PSTU chama voto em Lula – Capa do Opinião
Socialista 
em fins de 2002. Foi “tático” ajudar a

colocar um governo burguês no poder. (pstu.org.br)
“O que sim é uma traição” – diz Moreno – “é apoiar eleitoralmente uma frente popular ou um movimento nacionalista burguês sem denunciar que sua existência é uma traição ao movimento operário. Ou seja, o voto em si é para nós um problema tático e não principista; o que é principista é a política, e esta deve ser de denúncia implacável de qualquer frente popular ou nacionalista onde a classe operária esteja, como uma traição dos partidos operários reformistas que a promovem.” (Um Documento Escandaloso – Uma resposta a Germain, 1973).

A citação de Nahuel Moreno apresentada pelo PSTU foi produzida numa polêmica com os mandelistas do antigo Secretariado Unificado.
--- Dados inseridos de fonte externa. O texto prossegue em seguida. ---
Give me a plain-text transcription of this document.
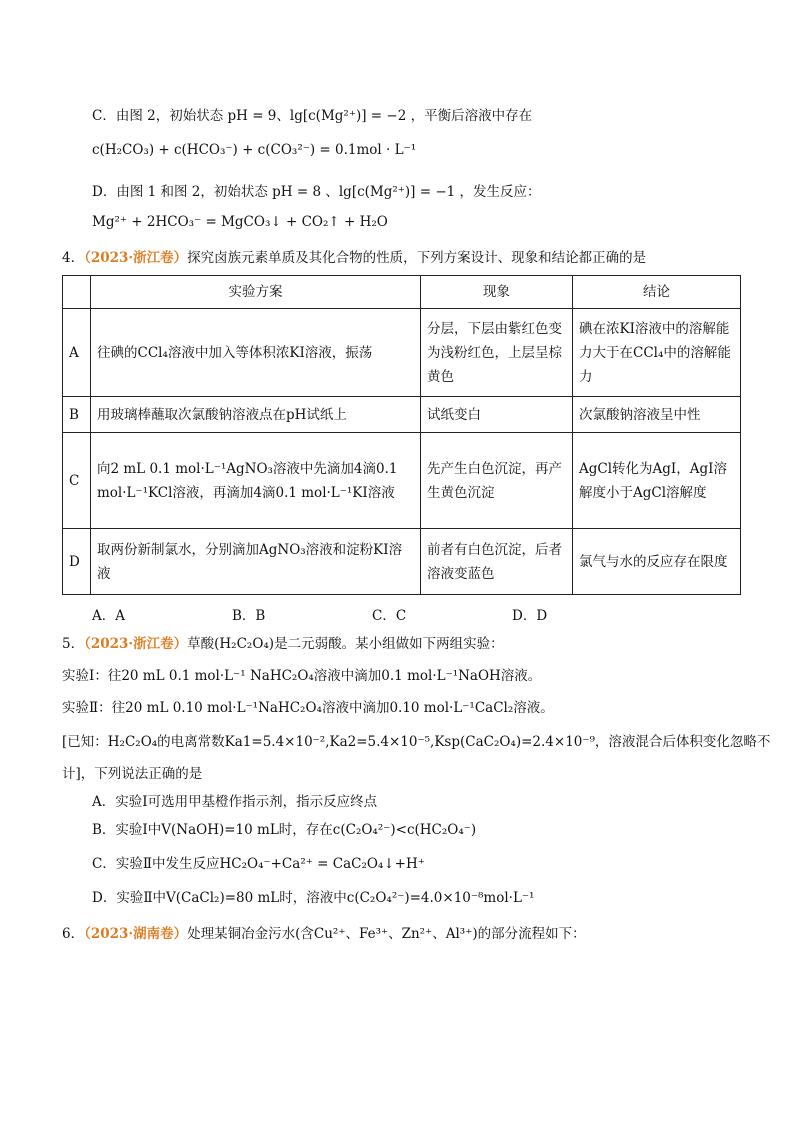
C．由图 2，初始状态 pH = 9、lg[c(Mg²⁺)] = −2 ，平衡后溶液中存在
c(H₂CO₃) + c(HCO₃⁻) + c(CO₃²⁻) = 0.1mol · L⁻¹
D．由图 1 和图 2，初始状态 pH = 8 、lg[c(Mg²⁺)] = −1 ，发生反应：
Mg²⁺ + 2HCO₃⁻ = MgCO₃↓ + CO₂↑ + H₂O
4．（2023·浙江卷）探究卤族元素单质及其化合物的性质，下列方案设计、现象和结论都正确的是
	实验方案	现象	结论
A	往碘的CCl₄溶液中加入等体积浓KI溶液，振荡	分层，下层由紫红色变为浅粉红色，上层呈棕黄色	碘在浓KI溶液中的溶解能力大于在CCl₄中的溶解能力
B	用玻璃棒蘸取次氯酸钠溶液点在pH试纸上	试纸变白	次氯酸钠溶液呈中性
C	向2 mL 0.1 mol·L⁻¹AgNO₃溶液中先滴加4滴0.1 mol·L⁻¹KCl溶液，再滴加4滴0.1 mol·L⁻¹KI溶液	先产生白色沉淀，再产生黄色沉淀	AgCl转化为AgI，AgI溶解度小于AgCl溶解度
D	取两份新制氯水，分别滴加AgNO₃溶液和淀粉KI溶液	前者有白色沉淀，后者溶液变蓝色	氯气与水的反应存在限度
A．A	B．B	C．C	D．D
5．（2023·浙江卷）草酸(H₂C₂O₄)是二元弱酸。某小组做如下两组实验：
实验Ⅰ：往20 mL 0.1 mol·L⁻¹ NaHC₂O₄溶液中滴加0.1 mol·L⁻¹NaOH溶液。
实验Ⅱ：往20 mL 0.10 mol·L⁻¹NaHC₂O₄溶液中滴加0.10 mol·L⁻¹CaCl₂溶液。
[已知：H₂C₂O₄的电离常数Ka1=5.4×10⁻²,Ka2=5.4×10⁻⁵,Ksp(CaC₂O₄)=2.4×10⁻⁹，溶液混合后体积变化忽略不
计]，下列说法正确的是
A．实验Ⅰ可选用甲基橙作指示剂，指示反应终点
B．实验Ⅰ中V(NaOH)=10 mL时，存在c(C₂O₄²⁻)<c(HC₂O₄⁻)
C．实验Ⅱ中发生反应HC₂O₄⁻+Ca²⁺ = CaC₂O₄↓+H⁺
D．实验Ⅱ中V(CaCl₂)=80 mL时，溶液中c(C₂O₄²⁻)=4.0×10⁻⁸mol·L⁻¹
6．（2023·湖南卷）处理某铜冶金污水(含Cu²⁺、Fe³⁺、Zn²⁺、Al³⁺)的部分流程如下：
Nos anos 60 e 70, Moreno era parte do SU junto com Ernest Mandel (Germain), com quem conviveu na mesma organização por mais de 15 anos, seguindo todas as suas traições, e contra quem rompeu depois. Moreno acusou os seguidores de Mandel de votarem em frentes populares. Os mandelistas replicaram dizendo que também os morenistas votavam ou entravam em frentes populares, como foi o caso do Frente Amplio uruguaio, no começo dos anos 70 e que por isso essas críticas eram aplicáveis a eles próprios. Foi por isso que Moreno, defendendo as decisões dos seus companheiros uruguaios, explicou que é “tático” apoiar frentes populares desde que “denunciando que são uma traição”. Moreno queria sustentar a sua própria política oportunista enquanto criticava quando isso era feito por seus adversários dentro do SU. No fundo, ambos capitularam à frente popular.
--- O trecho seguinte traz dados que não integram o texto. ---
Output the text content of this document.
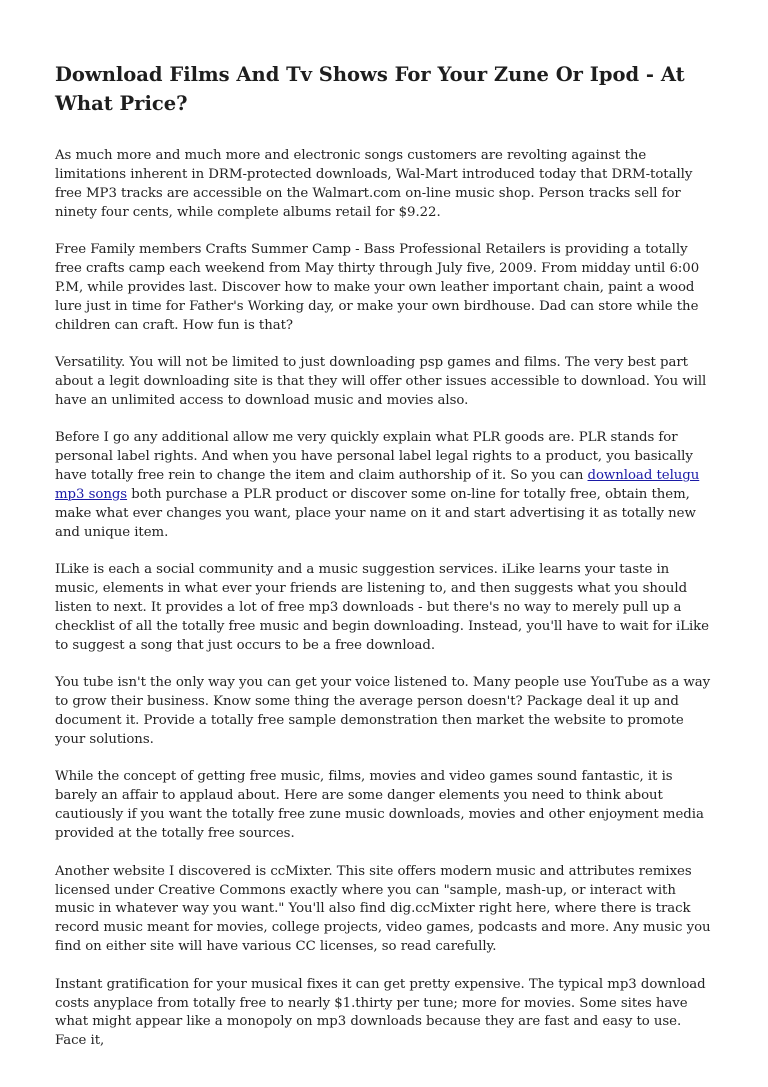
Download Films And Tv Shows For Your Zune Or Ipod - At What Price?

As much more and much more and electronic songs customers are revolting against the limitations inherent in DRM-protected downloads, Wal-Mart introduced today that DRM-totally free MP3 tracks are accessible on the Walmart.com on-line music shop. Person tracks sell for ninety four cents, while complete albums retail for $9.22.

Free Family members Crafts Summer Camp - Bass Professional Retailers is providing a totally free crafts camp each weekend from May thirty through July five, 2009. From midday until 6:00 P.M, while provides last. Discover how to make your own leather important chain, paint a wood lure just in time for Father's Working day, or make your own birdhouse. Dad can store while the children can craft. How fun is that?

Versatility. You will not be limited to just downloading psp games and films. The very best part about a legit downloading site is that they will offer other issues accessible to download. You will have an unlimited access to download music and movies also.

Before I go any additional allow me very quickly explain what PLR goods are. PLR stands for personal label rights. And when you have personal label legal rights to a product, you basically have totally free rein to change the item and claim authorship of it. So you can download telugu mp3 songs both purchase a PLR product or discover some on-line for totally free, obtain them, make what ever changes you want, place your name on it and start advertising it as totally new and unique item.

ILike is each a social community and a music suggestion services. iLike learns your taste in music, elements in what ever your friends are listening to, and then suggests what you should listen to next. It provides a lot of free mp3 downloads - but there's no way to merely pull up a checklist of all the totally free music and begin downloading. Instead, you'll have to wait for iLike to suggest a song that just occurs to be a free download.

You tube isn't the only way you can get your voice listened to. Many people use YouTube as a way to grow their business. Know some thing the average person doesn't? Package deal it up and document it. Provide a totally free sample demonstration then market the website to promote your solutions.

While the concept of getting free music, films, movies and video games sound fantastic, it is barely an affair to applaud about. Here are some danger elements you need to think about cautiously if you want the totally free zune music downloads, movies and other enjoyment media provided at the totally free sources.

Another website I discovered is ccMixter. This site offers modern music and attributes remixes licensed under Creative Commons exactly where you can "sample, mash-up, or interact with music in whatever way you want." You'll also find dig.ccMixter right here, where there is track record music meant for movies, college projects, video games, podcasts and more. Any music you find on either site will have various CC licenses, so read carefully.

Instant gratification for your musical fixes it can get pretty expensive. The typical mp3 download costs anyplace from totally free to nearly $1.thirty per tune; more for movies. Some sites have what might appear like a monopoly on mp3 downloads because they are fast and easy to use. Face it,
Essa justificativa incoerente para se diferenciar de outros oportunistas do seu tempo, o PSTU está repetindo numa tentativa vergonhosa de se diferenciar dos demais partidos oportunistas dos dias de hoje. A contradição é evidente. Em 2010, por exemplo, o PSTU criticou aqueles que votaram em Dilma, sucessora de Lula:

“Na verdade, a ‘tática’ do ‘mal menor’ faz um mal maior que é a não construção de uma alternativa independente dos trabalhadores. Sempre estaremos dependentes de um ‘setor’ progressista da burguesia”.
“É preferível apresentar de forma clara uma alternativa aos dois blocos, chamando o voto nulo. Um peso significativo do voto nulo enfraqueceria o novo governo eleito. Assim, estaríamos começando a preparar a luta contra eles (…)”. (Nem Serra, nem Dilma. Opinião Socialista 413, novembro de 2010).
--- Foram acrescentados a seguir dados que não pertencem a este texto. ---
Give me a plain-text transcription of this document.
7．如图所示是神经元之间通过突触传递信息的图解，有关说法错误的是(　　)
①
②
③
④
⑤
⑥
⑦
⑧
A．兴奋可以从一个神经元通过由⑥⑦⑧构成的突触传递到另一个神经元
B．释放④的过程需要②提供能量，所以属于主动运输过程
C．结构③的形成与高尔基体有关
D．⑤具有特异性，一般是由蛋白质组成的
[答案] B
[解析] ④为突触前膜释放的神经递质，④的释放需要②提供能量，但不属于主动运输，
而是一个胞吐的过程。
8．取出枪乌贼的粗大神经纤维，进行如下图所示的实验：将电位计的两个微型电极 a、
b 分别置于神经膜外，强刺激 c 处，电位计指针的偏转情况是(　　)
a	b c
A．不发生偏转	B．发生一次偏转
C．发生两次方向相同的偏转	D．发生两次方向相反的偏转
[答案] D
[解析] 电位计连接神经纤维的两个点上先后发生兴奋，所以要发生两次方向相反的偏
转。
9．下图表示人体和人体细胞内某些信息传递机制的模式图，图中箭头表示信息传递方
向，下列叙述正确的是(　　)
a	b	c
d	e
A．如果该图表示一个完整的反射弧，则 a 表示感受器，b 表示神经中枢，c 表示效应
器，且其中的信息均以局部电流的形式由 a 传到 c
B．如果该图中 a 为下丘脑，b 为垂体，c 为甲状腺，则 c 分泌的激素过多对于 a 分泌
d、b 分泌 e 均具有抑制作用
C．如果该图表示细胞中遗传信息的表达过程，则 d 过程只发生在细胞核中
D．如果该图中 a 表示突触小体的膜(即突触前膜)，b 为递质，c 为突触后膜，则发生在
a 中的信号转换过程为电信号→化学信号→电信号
Em outro artigo dessa época, o PSTU afirmou que os candidatos burgueses “Não serão eleitos em nosso nome.” (Site do PSTU, 5/10/2010). Muito correto, é verdade; mas isso perde totalmente a consistência quando o PSTU nos diz que isso foi apenas “tático”. Em outras palavras, se tivesse sido “tático” para o PSTU em 2010 votar em Dilma, como foi “tático” votar em Lula em 1989, 1994 e 2002 (e neste último podemos dizer que Lula foi eleito “em nome do PSTU”), ele o teria feito. Os militantes do PSTU que não desejam que governos burgueses “sejam eleitos em seu nome” devem estar atentos aos próximos desenvolvimentos em Belém, assim como para as próximas vezes em que for “tático” para os dirigentes morenistas votarem em frentes populares.

Contra isso, os verdadeiros trotskistas dizem que a frente popular não merece nenhum apoio político – nem nas ruas, nem nas urnas – em nenhuma ocasião. Para nós isso não é uma questão tática. Combater e denunciar, sem jogo duplo, os diversos setores da burguesia é uma questão estratégica para a vitória da classe trabalhadora. A tática é um componente da estratégia, e ainda que flexível, não pode estar em contradição com a primeira.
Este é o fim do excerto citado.